La devise même de l’Europe le dit si bien : unis dans la diversité. Assurer un avenir prospère pour tous en Nouvelle-Calédonie passe par cette union des diverses identités, par une véritable compréhension des uns et des autres. Les batailles d’autrefois en Europe se résolvent aujourd’hui à coup de véto et de prises de tête au Conseil. Malgré les désaccords, les Européens ont appris à vivre ensemble après des milliers d’années de conflit. Y compris les partis les plus souverainistes ne veulent pas couper complètement les ponts avec leurs voisins.

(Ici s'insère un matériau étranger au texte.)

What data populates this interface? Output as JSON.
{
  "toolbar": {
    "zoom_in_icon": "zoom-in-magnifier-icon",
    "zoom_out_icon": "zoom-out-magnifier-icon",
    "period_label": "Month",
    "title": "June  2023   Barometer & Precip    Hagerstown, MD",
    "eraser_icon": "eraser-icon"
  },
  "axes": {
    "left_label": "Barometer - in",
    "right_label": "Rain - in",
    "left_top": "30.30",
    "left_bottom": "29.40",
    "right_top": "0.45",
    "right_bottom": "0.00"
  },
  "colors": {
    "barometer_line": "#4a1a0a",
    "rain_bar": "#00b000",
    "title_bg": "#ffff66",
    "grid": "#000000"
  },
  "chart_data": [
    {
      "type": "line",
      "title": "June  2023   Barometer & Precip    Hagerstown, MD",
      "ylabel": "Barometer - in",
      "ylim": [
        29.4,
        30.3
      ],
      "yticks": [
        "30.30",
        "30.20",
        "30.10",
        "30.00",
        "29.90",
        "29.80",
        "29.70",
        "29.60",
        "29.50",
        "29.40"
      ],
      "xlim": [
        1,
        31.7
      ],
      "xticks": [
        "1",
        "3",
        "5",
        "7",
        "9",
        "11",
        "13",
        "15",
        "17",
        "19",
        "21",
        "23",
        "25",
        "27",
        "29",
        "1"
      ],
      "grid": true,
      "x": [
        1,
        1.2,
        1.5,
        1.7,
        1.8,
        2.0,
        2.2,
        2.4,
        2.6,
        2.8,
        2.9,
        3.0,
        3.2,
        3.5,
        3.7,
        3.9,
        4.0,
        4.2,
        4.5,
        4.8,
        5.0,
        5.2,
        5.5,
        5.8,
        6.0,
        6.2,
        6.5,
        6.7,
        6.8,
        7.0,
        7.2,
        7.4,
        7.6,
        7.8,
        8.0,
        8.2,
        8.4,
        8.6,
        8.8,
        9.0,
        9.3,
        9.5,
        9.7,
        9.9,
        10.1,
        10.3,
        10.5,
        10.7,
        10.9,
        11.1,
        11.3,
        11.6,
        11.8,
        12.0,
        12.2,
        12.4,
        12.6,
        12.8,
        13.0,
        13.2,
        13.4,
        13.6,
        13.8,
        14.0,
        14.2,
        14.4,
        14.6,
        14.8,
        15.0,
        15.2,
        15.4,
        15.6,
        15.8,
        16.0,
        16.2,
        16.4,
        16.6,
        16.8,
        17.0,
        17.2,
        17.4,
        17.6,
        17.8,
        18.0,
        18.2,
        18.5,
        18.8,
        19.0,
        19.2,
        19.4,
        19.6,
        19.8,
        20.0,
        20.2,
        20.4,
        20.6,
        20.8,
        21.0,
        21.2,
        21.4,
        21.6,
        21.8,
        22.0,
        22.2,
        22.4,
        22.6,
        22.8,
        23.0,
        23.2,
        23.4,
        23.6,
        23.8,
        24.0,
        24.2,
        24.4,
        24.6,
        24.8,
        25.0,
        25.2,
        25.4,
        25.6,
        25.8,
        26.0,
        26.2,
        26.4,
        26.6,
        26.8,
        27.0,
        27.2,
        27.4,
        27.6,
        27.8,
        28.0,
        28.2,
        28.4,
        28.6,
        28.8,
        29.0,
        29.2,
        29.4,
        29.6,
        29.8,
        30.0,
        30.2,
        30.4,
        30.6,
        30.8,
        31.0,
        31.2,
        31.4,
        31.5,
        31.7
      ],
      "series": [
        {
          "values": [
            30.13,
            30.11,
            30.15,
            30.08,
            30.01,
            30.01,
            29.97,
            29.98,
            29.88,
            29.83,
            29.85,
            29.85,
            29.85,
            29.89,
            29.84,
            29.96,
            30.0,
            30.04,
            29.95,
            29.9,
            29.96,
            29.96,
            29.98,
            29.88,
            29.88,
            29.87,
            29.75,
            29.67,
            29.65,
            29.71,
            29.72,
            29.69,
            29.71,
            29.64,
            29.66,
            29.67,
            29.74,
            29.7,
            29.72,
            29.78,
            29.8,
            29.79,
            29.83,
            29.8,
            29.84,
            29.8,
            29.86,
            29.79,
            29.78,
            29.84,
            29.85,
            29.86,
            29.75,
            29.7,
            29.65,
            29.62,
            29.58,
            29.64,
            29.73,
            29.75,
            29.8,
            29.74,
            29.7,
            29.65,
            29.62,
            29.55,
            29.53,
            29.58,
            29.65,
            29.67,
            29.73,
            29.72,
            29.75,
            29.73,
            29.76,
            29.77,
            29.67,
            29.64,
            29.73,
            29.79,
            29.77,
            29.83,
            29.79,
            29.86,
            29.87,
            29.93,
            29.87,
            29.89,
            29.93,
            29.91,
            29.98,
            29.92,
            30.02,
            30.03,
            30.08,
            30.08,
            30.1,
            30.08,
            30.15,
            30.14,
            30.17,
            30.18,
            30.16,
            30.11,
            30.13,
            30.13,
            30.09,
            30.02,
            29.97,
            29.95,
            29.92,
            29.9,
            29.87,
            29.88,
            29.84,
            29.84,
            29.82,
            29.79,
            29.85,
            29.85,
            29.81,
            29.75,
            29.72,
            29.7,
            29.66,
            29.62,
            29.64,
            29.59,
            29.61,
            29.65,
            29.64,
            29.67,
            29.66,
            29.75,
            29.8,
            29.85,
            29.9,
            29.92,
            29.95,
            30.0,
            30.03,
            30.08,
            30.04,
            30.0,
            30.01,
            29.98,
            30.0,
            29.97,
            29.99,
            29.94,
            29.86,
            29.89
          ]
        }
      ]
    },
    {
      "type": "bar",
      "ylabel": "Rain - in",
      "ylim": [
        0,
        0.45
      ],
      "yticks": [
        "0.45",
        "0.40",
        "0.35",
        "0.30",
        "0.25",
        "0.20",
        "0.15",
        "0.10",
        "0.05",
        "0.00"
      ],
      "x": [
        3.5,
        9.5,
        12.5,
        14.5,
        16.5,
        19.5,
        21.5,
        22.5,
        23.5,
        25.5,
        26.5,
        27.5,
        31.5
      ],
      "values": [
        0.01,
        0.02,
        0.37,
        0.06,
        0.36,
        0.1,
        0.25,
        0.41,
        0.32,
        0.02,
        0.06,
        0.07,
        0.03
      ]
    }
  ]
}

Il y a également beaucoup de choses à apprendre des États fédéraux européens, telles l’Allemagne, la Suisse, ou l’Espagne, qui parviennent à réunir plusieurs cultures au sein d’une seule entité, où les diverses identités ne sont pas en compétitions, mais se superposent. On peut très bien être Bavarois, Allemand, et Européen. Pourquoi ne pourrait-on pas être Kanak, Français, et Européen ? Il est vrai que la situation n’est pas exactement comparable, certes. L’un est une union de peuples voisins avec des spécificités communes, l’autre une cohabitation entre des peuples locaux et des descendants de colons. La Finlande serait un bon exemple d’occupation du territoire par un peuple n’y étant pas natif (les Finnois) ni n’ayant de lien de parenté avec les locaux (les Sami). Le pays, vieux d’à peine une centaine d’années, a réussi à faire cohabiter les deux en prenant en compte les spécificités et les coutumes de chacun.

Les solutions

Exemple européen ou non, la Nouvelle-Calédonie devra choisir son chemin dans les années à venir. Et ce chemin sera plus autonome que la situation de l’archipel actuellement. L’île possède déjà son propre statut au sein de la France, et le statut (très large) de RUP (région ultrapériphérique) au sein de l’Europe. Les langues et les cultures Kanaks ne peuvent être mises sous le tapis, car elles sont l’âme même de l’archipel. Ce qui fait la beauté d’un territoire ce sont ses spécificités, et non son uniformité. La reconnaissance des torts du passé est également une étape importante dans l’acceptation et le pardon de tous les partis. Mais aussi la réalisation qu’un avenir commun est bien plus désirable et respectueux d’une autodétermination qu’une mise sous tutelle chinoise, résultant de leur politique diplomatique actuelle. Une option régulièrement mise en avant est celle du statut d’État associé, un État indépendant mais qui décide de lui-même d’abandonner certains aspects souverains (notamment la question militaire et la représentation internationale). C’est le cas par exemple de Palaos, associé aux États-Unis, ou Niue, associée à la Nouvelle-Zélande. Une autre solution serait de fédérer la Nouvelle-Calédonie elle-même en une sorte d’État fédéral au sein de la République. Ou bien respecter les aires coutumières kanaks, de façon similaire au statut si particulier de Wallis-et-Futuna (qui possède 3 rois bel et bien reconnus comme tels). Peu importe la solution, puisque tout est à revoir, il est temps de bien faire les choses.

C’est le moment de s’écouter réellement, mais surtout, de se comprendre. Nous l’avons fait dans le passé, nous pouvons aisément le refaire.